By Barbara Kaplan
Even though our visual sense can be dominant, we must not neglect the other key senses we possess when decorating our homes. Generally, we look to see what is visually pleasing, but we often forget our other senses and ignore their satisfaction – and sometimes our own well-being. For instance, what do we like to hear around us? Do we like the sound of birds singing? Or do we prefer the news playing on the TV in the background? What do we like to smell? Is it dinner cooking or the fragrance of flowers in a vase? What do we like to taste? Maybe it’s the first flavor of the day: juice or perhaps coffee with our favorite creamer. And what is our favorite thing to touch? Is it the fabric on our favorite chair or the soft skin of a child’s cheek?
Our senses help us express who we are, and they can both consciously and unconsciously show up in our behavior and choices. Our environment is full of stimuli which call upon our senses to react. We call upon familiar sights, sounds, smells, textures, and tastes so that we are comfortable. We also look to the unfamiliar to provide a sense of adventure or stimulation and to arouse our interest. When we are unaware of what’s stimulating us, we may be pulled in a negative direction and struggle to make sense of our world. We may become sad, angry, or lose our patience.
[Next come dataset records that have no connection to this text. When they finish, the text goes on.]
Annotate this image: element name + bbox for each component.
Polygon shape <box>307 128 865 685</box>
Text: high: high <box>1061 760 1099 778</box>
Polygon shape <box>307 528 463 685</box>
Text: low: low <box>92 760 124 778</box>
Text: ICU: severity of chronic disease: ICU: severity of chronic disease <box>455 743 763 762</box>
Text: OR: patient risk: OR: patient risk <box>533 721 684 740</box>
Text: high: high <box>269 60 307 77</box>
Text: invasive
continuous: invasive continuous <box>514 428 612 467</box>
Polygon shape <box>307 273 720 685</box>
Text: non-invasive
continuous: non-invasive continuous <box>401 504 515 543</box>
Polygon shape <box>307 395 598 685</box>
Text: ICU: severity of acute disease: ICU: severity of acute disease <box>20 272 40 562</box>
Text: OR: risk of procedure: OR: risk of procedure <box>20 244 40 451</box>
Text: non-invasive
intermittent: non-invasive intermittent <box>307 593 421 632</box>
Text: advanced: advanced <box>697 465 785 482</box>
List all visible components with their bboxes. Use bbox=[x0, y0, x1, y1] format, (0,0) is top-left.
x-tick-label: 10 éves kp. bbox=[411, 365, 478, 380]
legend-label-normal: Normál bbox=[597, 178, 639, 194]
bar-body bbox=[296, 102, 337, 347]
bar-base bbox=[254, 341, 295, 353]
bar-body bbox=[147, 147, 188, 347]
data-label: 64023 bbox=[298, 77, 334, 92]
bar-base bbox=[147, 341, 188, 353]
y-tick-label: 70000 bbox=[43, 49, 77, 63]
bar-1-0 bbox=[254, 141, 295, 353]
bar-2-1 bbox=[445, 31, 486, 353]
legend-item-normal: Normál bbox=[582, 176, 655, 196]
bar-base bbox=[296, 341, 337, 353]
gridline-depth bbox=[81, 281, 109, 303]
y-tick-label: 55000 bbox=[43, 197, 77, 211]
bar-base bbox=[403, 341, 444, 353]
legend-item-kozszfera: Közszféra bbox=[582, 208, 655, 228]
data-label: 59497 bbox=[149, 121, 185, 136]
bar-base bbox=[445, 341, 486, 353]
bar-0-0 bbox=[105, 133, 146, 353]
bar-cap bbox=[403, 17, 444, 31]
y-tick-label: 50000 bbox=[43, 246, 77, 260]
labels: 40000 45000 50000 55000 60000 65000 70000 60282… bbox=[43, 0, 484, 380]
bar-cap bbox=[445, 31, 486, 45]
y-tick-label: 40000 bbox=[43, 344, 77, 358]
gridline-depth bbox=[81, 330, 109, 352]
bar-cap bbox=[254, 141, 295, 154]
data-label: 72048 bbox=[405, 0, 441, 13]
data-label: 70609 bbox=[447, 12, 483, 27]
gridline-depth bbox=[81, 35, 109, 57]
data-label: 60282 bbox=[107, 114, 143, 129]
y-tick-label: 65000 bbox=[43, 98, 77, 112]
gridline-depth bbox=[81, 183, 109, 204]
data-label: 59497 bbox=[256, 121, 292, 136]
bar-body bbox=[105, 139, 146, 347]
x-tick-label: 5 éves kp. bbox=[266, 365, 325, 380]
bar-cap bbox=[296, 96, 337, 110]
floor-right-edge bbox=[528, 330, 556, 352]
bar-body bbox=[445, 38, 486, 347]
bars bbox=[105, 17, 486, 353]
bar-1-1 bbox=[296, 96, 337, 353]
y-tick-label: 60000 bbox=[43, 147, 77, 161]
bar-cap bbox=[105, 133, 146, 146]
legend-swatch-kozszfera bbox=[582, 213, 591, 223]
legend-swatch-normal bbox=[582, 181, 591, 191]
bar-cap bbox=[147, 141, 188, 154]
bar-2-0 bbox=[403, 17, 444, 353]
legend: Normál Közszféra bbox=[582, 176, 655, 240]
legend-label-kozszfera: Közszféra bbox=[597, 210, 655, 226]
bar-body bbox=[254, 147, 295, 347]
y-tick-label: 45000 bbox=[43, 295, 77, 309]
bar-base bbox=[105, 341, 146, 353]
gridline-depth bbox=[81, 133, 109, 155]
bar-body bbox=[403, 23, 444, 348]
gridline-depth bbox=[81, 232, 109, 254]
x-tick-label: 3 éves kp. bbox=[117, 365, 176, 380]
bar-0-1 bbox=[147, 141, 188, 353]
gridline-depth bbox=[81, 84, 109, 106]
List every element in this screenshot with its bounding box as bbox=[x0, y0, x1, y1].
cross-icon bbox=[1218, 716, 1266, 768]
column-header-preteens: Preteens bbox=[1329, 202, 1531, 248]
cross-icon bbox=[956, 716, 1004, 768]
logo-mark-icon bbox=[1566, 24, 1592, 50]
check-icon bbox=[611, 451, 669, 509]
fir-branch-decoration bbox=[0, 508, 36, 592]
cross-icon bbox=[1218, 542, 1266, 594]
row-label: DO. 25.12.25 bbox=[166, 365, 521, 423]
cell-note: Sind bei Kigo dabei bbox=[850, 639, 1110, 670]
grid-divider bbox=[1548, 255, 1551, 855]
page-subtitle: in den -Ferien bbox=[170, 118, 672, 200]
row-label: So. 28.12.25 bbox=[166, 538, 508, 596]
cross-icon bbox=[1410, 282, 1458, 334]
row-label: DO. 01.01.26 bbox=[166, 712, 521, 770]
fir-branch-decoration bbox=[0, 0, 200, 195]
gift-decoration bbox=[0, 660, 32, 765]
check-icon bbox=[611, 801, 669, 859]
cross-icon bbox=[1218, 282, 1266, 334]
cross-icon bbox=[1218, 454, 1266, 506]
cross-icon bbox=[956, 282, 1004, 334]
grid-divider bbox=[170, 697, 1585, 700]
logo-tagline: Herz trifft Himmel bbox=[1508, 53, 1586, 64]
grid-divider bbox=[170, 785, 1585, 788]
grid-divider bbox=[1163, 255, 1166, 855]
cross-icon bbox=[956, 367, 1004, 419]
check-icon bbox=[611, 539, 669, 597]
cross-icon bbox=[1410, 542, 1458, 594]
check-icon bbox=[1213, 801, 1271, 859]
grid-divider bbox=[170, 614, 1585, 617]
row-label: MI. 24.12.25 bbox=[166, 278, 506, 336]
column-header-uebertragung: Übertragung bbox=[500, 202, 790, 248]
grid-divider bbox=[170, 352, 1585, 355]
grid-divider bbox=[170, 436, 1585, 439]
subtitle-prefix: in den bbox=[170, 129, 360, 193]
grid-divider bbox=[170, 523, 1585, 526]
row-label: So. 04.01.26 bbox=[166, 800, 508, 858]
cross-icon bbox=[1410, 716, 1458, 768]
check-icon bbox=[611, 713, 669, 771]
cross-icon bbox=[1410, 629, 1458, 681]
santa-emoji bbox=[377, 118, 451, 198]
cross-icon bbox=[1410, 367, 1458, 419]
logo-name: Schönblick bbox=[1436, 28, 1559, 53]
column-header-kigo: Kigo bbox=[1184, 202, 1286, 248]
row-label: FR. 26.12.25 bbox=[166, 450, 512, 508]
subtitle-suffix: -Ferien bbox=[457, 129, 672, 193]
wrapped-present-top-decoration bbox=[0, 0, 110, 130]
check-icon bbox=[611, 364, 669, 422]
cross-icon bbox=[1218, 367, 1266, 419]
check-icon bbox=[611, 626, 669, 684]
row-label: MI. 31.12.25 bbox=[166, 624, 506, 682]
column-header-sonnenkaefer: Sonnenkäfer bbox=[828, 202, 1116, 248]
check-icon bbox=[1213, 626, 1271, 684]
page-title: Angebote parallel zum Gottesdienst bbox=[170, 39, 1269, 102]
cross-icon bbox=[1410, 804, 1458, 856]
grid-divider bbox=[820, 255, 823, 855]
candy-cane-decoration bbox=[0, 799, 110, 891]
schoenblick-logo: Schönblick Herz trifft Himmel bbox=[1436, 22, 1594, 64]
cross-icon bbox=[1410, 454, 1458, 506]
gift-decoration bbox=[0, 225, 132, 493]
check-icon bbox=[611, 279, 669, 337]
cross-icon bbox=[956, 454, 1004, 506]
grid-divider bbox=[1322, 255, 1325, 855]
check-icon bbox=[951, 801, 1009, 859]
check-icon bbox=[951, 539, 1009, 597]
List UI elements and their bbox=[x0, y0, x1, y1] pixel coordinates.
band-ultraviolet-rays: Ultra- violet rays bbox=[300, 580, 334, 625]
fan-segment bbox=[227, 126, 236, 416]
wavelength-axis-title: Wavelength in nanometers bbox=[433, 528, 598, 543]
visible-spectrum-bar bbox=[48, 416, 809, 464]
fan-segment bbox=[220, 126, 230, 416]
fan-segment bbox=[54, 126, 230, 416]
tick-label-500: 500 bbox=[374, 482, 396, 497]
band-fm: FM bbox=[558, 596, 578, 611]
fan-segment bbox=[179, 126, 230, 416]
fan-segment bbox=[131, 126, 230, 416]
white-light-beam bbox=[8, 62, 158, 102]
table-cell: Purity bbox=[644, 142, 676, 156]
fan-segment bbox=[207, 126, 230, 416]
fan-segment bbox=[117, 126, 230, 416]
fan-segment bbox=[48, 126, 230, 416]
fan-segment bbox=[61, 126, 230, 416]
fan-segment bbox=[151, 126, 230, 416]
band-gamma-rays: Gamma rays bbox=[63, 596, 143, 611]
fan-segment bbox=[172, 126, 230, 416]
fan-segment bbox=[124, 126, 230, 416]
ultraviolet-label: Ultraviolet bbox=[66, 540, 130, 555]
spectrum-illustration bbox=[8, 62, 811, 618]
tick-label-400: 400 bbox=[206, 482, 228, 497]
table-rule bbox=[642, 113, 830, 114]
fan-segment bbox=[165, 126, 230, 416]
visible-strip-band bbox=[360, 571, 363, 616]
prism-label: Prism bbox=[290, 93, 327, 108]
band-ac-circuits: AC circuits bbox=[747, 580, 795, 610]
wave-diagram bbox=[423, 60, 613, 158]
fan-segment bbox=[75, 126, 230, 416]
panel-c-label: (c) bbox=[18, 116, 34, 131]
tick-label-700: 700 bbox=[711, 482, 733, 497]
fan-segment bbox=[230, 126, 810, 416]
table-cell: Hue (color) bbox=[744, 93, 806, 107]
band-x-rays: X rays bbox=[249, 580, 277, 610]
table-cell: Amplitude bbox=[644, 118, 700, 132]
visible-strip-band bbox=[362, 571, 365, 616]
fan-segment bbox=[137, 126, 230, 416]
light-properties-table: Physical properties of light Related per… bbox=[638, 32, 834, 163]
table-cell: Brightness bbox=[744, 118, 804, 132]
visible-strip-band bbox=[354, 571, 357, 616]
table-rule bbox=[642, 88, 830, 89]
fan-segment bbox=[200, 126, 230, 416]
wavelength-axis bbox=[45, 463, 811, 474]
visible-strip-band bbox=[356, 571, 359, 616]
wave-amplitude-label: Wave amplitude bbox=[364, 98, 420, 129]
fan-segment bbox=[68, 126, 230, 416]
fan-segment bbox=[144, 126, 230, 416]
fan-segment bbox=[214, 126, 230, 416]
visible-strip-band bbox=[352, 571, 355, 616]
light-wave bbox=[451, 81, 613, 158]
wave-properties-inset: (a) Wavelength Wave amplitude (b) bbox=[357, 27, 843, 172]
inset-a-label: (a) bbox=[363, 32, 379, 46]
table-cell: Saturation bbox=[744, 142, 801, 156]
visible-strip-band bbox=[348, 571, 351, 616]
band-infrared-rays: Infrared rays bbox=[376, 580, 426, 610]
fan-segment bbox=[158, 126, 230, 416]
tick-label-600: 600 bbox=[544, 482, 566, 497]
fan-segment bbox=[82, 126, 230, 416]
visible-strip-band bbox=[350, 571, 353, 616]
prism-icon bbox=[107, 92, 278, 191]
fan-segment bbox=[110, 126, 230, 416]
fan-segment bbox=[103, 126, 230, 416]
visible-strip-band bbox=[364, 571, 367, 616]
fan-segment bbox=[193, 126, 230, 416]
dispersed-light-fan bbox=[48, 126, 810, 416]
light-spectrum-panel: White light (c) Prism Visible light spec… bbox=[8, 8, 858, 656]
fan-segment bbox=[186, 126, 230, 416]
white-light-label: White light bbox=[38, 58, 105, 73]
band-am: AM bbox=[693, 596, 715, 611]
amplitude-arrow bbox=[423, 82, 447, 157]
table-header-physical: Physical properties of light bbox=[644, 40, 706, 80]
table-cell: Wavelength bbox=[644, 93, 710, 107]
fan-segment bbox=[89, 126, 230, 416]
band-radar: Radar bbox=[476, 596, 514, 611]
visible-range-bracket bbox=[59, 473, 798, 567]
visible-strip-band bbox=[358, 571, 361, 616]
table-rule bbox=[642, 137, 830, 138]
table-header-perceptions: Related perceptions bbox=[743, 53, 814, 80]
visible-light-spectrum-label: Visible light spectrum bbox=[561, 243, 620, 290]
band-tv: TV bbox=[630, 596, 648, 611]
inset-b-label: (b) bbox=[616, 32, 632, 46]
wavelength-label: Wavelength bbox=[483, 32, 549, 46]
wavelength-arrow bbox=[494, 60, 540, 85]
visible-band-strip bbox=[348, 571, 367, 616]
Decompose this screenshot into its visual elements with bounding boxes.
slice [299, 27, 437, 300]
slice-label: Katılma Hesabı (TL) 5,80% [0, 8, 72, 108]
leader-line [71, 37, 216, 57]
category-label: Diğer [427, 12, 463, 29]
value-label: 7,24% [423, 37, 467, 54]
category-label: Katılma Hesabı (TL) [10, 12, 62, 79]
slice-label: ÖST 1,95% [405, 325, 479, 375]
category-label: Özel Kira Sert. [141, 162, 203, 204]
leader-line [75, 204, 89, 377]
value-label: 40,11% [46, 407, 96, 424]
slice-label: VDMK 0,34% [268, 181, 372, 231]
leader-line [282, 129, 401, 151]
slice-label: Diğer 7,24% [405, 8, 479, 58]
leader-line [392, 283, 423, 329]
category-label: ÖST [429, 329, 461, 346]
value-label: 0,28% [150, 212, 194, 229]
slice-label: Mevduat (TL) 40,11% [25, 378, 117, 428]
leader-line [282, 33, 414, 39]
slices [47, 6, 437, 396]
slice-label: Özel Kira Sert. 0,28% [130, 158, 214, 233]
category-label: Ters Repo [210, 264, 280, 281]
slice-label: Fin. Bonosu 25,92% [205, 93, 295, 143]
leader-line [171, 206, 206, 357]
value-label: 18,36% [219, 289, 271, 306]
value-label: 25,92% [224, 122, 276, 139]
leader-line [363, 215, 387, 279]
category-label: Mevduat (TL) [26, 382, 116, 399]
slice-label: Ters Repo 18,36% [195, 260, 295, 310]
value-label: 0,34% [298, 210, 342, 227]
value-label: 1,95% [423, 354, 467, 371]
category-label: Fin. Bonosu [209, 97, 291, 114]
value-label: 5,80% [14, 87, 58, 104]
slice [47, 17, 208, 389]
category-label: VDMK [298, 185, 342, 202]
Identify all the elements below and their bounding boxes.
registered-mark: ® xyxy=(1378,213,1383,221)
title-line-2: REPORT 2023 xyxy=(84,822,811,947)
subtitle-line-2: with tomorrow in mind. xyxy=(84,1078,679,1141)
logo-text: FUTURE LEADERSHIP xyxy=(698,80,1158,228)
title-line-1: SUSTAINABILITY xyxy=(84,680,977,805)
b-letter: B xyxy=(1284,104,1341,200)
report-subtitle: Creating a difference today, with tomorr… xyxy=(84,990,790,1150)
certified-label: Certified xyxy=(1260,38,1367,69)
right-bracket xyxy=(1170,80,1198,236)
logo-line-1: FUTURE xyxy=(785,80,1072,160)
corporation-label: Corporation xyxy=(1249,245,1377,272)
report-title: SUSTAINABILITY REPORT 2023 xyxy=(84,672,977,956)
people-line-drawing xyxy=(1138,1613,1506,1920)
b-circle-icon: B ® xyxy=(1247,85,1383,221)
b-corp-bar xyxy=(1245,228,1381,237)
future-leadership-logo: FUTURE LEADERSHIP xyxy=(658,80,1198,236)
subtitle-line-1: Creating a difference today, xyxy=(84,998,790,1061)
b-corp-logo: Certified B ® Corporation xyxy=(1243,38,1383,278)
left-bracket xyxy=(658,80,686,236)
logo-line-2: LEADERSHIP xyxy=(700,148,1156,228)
When we’re stimulated by something pleasant, like touching the fur of our favorite pet or tasting a delicious piece of homemade apple pie, we may suddenly feel happy, creative, or have a burst of energy. Our environment and everything that surrounds us invokes a response that impacts our mood, viewpoints, and the choices we make.
When choosing textiles or patterns to stimulate us positively, consider a color palette from nature or letting the outdoors inspire you through various textures and materials that allow you to connect with the earth around you. Work to maximize the natural light in your space through the addition of large mirrors or lighter paint colors.
Lighting is key to creating the mood and feeling of each space in your home, and it can even evoke different emotions. Shadows created by low-level, warm-hued lighting add interest and ambience, making us feel cozy and calm, while daylight-hued bulbs provide full-spectrum lighting that makes us feel energetic and mentally alert.
Touch is the first sense developed after we are born and is associated with caring and love. It is equated to intimacy in our environment and helps to give us stability. When we consider touch and the feeling of fabrics, the amount of padding in a chair, or the way it surrounds our body, we must remember that our entire body is a receptor. Choosing the right textiles and furniture shapes and styles that provide us feelings of comfort and satisfaction, relaxation, or safety can be extremely unique to us as individuals.
It is important for us to be aware of our senses and how our surroundings affect us, as they can either work for or against us in our everyday lives, and even in our healing process. When we become conscious of the world around us and how every part of our surroundings makes us feel, only then can we be fully-conscious advocates for our own health and wellness.